What’s question one? Buoyant force? Shit, this is easy. I have this so down. I’ll even organize my work into little columns to make it easier for the grader. I am so getting a 5. Hell, forget that, I am so good that I will be the first person in AP Physics history to get a 6 on the exam. Harvard, here I come.
All right, questions two and three. Let’s do this thing. Good hustle, good hustle.
And on to question four! This looks like—oh.
Okay, so I can use…kinematics, right? Yes? Or conservation of momentum? Wait, no. That doesn’t work. Kinematics, then? Fuck this, I’m skipping this until later. Question five!

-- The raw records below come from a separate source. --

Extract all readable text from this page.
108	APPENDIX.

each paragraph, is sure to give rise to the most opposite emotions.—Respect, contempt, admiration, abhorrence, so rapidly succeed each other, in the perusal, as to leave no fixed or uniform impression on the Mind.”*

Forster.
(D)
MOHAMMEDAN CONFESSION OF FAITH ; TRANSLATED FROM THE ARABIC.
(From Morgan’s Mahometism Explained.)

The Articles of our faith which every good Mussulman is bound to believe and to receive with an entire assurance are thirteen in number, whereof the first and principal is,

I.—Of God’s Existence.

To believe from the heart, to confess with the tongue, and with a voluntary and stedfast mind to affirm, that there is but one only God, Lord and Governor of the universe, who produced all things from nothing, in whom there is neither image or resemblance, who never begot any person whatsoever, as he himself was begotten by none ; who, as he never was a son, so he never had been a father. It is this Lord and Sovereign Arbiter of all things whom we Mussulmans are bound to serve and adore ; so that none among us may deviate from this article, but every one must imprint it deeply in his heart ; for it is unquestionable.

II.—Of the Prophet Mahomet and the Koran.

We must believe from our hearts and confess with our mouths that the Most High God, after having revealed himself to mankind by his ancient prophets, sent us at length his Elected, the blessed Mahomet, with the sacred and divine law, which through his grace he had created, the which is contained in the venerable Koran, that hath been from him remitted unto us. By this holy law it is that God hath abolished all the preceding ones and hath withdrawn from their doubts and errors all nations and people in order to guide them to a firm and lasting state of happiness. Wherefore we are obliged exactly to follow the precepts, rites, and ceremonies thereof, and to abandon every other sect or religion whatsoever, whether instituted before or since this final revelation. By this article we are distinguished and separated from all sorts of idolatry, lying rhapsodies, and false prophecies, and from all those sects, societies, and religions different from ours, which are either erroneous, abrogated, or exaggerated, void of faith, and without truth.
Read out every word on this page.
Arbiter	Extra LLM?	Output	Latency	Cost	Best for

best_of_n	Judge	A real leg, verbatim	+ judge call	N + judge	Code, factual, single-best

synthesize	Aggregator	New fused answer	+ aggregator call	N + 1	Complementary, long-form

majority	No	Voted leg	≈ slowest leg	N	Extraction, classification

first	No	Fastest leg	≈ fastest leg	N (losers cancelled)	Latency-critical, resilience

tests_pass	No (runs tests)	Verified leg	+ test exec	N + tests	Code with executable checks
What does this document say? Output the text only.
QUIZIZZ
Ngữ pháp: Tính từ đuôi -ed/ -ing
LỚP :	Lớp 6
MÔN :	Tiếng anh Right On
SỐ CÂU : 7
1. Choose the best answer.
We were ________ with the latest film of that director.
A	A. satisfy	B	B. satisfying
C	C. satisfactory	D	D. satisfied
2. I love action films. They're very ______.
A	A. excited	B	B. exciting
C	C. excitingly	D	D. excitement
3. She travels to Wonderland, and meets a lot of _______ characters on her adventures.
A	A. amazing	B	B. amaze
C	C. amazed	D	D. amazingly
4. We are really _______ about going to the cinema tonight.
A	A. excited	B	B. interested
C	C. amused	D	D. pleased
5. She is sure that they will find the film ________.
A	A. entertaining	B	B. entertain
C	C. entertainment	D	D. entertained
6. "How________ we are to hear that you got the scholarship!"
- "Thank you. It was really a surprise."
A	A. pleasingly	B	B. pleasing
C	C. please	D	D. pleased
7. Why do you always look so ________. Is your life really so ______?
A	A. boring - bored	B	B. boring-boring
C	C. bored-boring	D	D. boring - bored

WHAT THE HELL, ELECTROMAGNETS.
I mean, electricity and magnetism, TOGETHER? This is not the time for your shippy fanfiction, College Board. I’m trying to do physics here.
Okay, last question, maybe I can do this one. Hey, check it out, I can draw lines like a champion. Wait—I have to calculate the wavelength? BUT THAT DOESN’T EVEN MAKE SENSE.
Back to question four, maybe we can—oh, oh! I’ve got this! It was kinematics all along! Wait, how much time do we—TWENTY MINUTES? OH MY FUCKING GOD.
Write, you slattern, write! No, your justification doesn’t have to make sense. You don’t have TIME to remember what that constant means. Just scribble something down.
Okay, electromagnets. I’m coming for you.
Hey, this first part is easy. Maybe I can pull this off after—
[in the background: a muffled but easily distinguishable cry of “Pencils down!”]
I’m not even going home. I’m going to quit school today and go join a ragged but adorable bunch of wandering street performers. At least I won’t have to take any more AP tests.
You know, maybe it won’t be so bad. Maybe I’ll get like a 3. That’s pretty good for someone who’s been taking IB Physics all year and only learned what a torque was last Tuesday. I should really feel pretty good about myself.
I heard the local community college has a lovely gym facility.